That brings back the memory of a close call I had. Actually for me a non-experience, but the could-have-been still lingers in my mind as a cautionary thought. We had gotten my partner's bull in close quarters on the edge of a place we call Lost Meadow more than a week before, but I still had a tag to fill. At sunrise we had glassed some elk headed into timber to bed, below another meadow on an adjacent ridge, about where it joined Lost Meadow. The game trail into Lost Meadow would have been my normal trail up into that area, having better stalking cover and a good climbing grade, but as I stood in the bottom of the drainage between the two adjacent finger ridges something told me to take the left, more open ridge up. I listen to those gentle nudges I get out there.
As I climbed the badlands-looking open ridge toward the base of the cliff where the elk had been, I kept feeling a something that kept me a little on edge. There was a good game trail, but the rocky ground gave no clue of what had passed before me other than the toe prints of elk here and there. About when I got to the junction of the two finger ridges I was mulling which way to skulk and was considering making a course adjustment when I decided to check in with my partner. When I made contact he told me that a young friend of ours and his buddy had just come down off Lost Meadow, wildeyed, describing the encounter they had just had with a large, dark grizzly! No shots fired and no damage to anyone, but very up-close. That bear was in the vicinity of where we had left that carcass 10 days before, and had probably been tending what was left of it. They didn't know whether the bear had gone left (toward me) or right (off into a large drainage with thick timber). Either way I didn't like the situation; it could even be coming toward me a I stood on the faint trail I was climbing.

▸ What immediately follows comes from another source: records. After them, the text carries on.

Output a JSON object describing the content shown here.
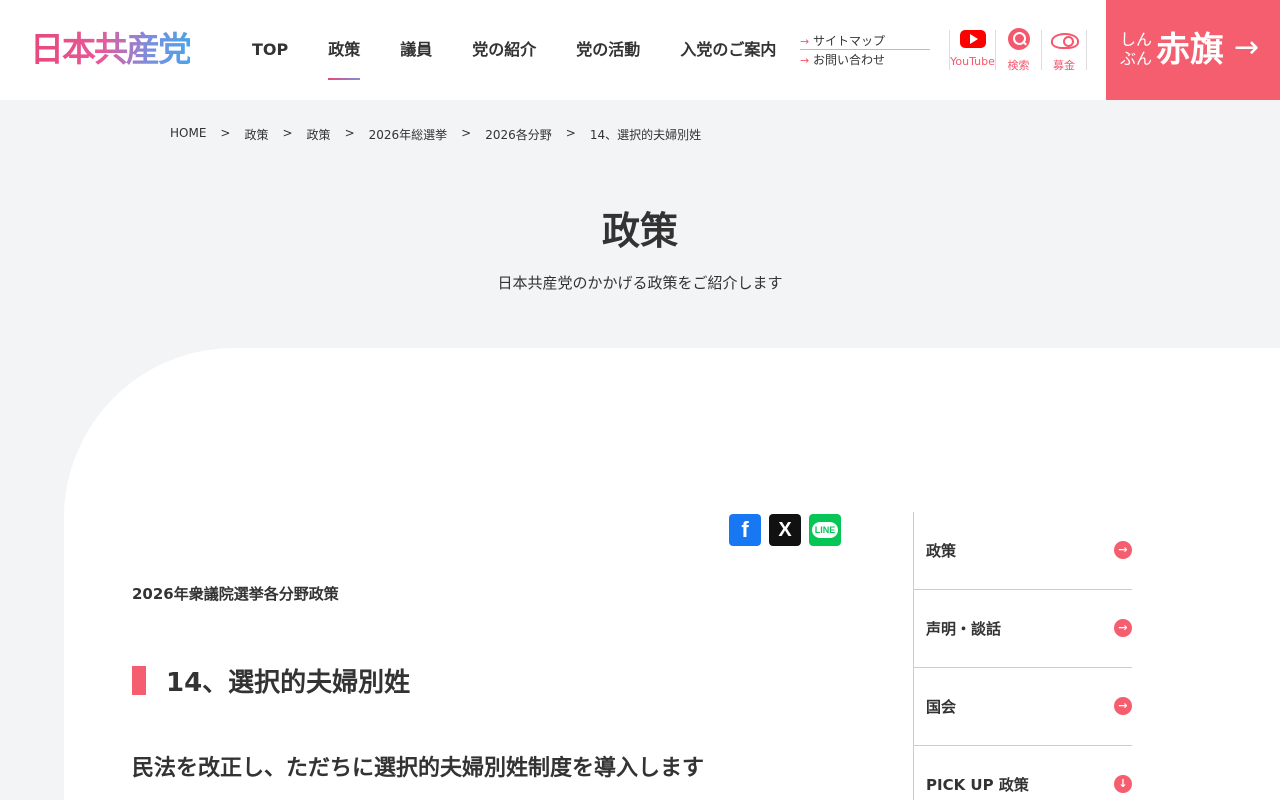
{
  "header": {
    "logo_text": "日本共産党",
    "nav": [
      "TOP",
      "政策",
      "議員",
      "党の紹介",
      "党の活動",
      "入党のご案内"
    ],
    "active_nav": "政策",
    "sub_links": [
      "サイトマップ",
      "お問い合わせ"
    ],
    "youtube_label": "YouTube",
    "search_label": "検索",
    "fund_label": "募金",
    "akahata_small": "しんぶん",
    "akahata_big": "赤旗",
    "akahata_arrow": "→"
  },
  "breadcrumb": [
    "HOME",
    "政策",
    "政策",
    "2026年総選挙",
    "2026各分野",
    "14、選択的夫婦別姓"
  ],
  "breadcrumb_sep": ">",
  "page": {
    "title": "政策",
    "subtitle": "日本共産党のかかげる政策をご紹介します"
  },
  "share": {
    "facebook": "f",
    "x": "X",
    "line": "LINE"
  },
  "article": {
    "kicker": "2026年衆議院選挙各分野政策",
    "heading": "14、選択的夫婦別姓",
    "subheading": "民法を改正し、ただちに選択的夫婦別姓制度を導入します"
  },
  "side_nav": [
    {
      "label": "政策",
      "icon": "→"
    },
    {
      "label": "声明・談話",
      "icon": "→"
    },
    {
      "label": "国会",
      "icon": "→"
    },
    {
      "label": "PICK UP 政策",
      "icon": "↓"
    }
  ],
  "colors": {
    "accent": "#f55e6e",
    "bg": "#f3f4f6"
  }
}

Suddenly the lack of cover on the ridge I was on seemed like a heck of a good thing. I turned around and retreated back down the way I had come. Knowing there was a now agitated grizzly bear in there somewhere ahead was not a comforting thought. That was too close for comfort. It could have been me, alone, facing that bear running at me, but for some instinct or premonition that turned me on a different trajectory that morning. I was lucky that day.